The crew started a full-scale investigation.
They were pulling up floorboards and checking the trash cans, convinced that some stray cat had met its end in the plumbing.
Larry Linville, who played Frank Burns, was notoriously fastidious in real life, and he was starting to look physically ill.
He was pacing around the Swamp, complaining that the set was finally living up to its reputation for filth.
Meanwhile, Mike and I were having a silent competition to see who would be the first to break character.
Every time the director walked past the main vent, the smell would hit him like a physical wall, and he’d let out this little stifled gasp.
Finally, the production manager stepped in.
He looked at the cast and the exhausted crew and told everyone that they couldn’t film the emotional heart of the episode while the set smelled like a meat locker in the middle of a heatwave.

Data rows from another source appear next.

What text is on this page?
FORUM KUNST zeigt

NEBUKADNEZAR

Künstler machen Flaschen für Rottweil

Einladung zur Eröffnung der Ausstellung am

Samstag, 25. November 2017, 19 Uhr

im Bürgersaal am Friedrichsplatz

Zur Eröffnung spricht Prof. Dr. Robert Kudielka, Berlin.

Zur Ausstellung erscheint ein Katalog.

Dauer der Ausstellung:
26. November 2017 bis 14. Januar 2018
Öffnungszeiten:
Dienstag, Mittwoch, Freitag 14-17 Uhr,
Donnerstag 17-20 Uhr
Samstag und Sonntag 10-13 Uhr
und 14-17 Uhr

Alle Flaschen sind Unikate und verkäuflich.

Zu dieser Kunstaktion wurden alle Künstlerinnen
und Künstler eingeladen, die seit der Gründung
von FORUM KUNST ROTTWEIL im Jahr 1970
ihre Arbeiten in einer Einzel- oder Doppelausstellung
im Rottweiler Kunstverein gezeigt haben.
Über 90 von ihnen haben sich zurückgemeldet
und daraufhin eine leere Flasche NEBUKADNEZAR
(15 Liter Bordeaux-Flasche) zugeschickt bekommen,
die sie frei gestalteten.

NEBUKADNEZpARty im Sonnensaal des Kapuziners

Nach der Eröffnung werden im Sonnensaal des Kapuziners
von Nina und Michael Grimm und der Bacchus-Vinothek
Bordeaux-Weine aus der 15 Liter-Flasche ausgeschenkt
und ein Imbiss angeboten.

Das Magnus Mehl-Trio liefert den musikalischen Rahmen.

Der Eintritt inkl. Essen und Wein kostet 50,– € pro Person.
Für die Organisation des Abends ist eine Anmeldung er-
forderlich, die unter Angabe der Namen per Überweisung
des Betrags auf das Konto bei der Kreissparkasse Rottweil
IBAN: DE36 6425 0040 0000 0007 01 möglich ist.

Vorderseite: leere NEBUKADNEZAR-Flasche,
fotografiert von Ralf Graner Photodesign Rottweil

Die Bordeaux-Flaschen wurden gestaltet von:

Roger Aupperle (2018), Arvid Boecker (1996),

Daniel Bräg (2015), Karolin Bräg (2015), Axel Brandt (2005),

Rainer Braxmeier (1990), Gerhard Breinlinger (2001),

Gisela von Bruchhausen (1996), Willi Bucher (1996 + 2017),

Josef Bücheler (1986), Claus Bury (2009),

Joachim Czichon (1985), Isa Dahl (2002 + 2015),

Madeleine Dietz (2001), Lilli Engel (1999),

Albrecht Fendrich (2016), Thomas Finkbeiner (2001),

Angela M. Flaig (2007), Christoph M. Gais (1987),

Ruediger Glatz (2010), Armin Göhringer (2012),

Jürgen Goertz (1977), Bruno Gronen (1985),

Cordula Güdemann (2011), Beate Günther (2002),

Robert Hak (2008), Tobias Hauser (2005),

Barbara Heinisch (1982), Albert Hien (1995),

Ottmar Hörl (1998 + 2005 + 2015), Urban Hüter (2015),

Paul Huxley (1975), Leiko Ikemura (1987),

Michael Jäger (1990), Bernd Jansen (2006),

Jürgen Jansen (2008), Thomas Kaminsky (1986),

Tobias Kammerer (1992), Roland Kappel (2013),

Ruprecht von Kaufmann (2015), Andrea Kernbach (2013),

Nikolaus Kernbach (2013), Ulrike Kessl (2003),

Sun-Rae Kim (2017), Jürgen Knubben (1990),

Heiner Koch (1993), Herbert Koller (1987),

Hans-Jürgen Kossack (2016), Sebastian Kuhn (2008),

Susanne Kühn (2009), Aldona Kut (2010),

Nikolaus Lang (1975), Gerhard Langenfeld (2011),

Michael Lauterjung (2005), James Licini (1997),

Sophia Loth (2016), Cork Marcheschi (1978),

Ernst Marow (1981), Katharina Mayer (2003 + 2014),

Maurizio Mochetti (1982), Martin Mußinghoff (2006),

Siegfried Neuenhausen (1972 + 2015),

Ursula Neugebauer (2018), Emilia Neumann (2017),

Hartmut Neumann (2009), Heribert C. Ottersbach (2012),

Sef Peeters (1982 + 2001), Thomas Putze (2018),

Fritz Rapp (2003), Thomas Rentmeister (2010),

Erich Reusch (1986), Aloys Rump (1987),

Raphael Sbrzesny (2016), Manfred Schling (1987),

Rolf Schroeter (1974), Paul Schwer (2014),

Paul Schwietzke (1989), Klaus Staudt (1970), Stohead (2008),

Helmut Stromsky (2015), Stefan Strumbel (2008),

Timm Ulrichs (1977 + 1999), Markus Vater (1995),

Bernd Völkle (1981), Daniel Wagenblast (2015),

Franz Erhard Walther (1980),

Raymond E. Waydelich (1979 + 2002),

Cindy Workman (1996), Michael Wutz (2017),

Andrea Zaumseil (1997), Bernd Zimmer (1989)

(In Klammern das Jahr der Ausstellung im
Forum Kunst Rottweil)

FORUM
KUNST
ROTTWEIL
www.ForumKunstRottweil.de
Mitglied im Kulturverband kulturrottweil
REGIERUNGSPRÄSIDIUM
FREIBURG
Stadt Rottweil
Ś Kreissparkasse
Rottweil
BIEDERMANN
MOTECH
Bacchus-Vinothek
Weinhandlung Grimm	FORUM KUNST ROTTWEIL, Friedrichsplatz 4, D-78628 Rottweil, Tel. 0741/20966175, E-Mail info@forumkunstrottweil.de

They actually had to stop filming.
The cameras were powered down, and the crew was sent on an early, unscheduled lunch break while the hazmat team—which was really just two guys with flashlights and very little patience—scoured the ductwork.
When they finally pulled that sweating, greasy, three-pound log of meat out of the vent, the cheer that went up from the crew was louder than any applause we ever got at an awards show.
The culprits were eventually found out, of course.
You can’t have two actors looking that satisfied with themselves and expect to get away with it for long.
I think it was the way Mike was humming to himself that gave us away.
But the beauty of the MASH set was that nobody stayed mad for more than a few minutes.
The director realized that the sheer absurdity of the situation had broken the tension of what had been an incredibly difficult and somber week of shooting.
The Salami Incident became a piece of show lore, a reminder that even in a show about the horrors of war, you needed a little bit of ridiculousness to survive the day.
Alan and Mike still laugh about it today because it represents the heart of what made that show work for eleven years.
It wasn’t just the brilliant scripts or the chemistry on screen; it was the fact that we were a family that knew how to push each other’s buttons just enough to keep things interesting.
We were doctors on screen, but we were kids at heart when the cameras weren’t rolling.
Decades later, that smell probably still haunts a few of the retired crew members who have to walk past a deli counter at the grocery store.
But for the guys in the Swamp, it’s just the scent of a job well done and a friendship that could survive even the most pungent of jokes.
It really goes to show that the best medicine isn’t always found in a surgeon’s kit.
Sometimes, it’s hidden in the air conditioning duct.
What’s the most ridiculous prank you’ve ever witnessed or pulled off in your own workplace?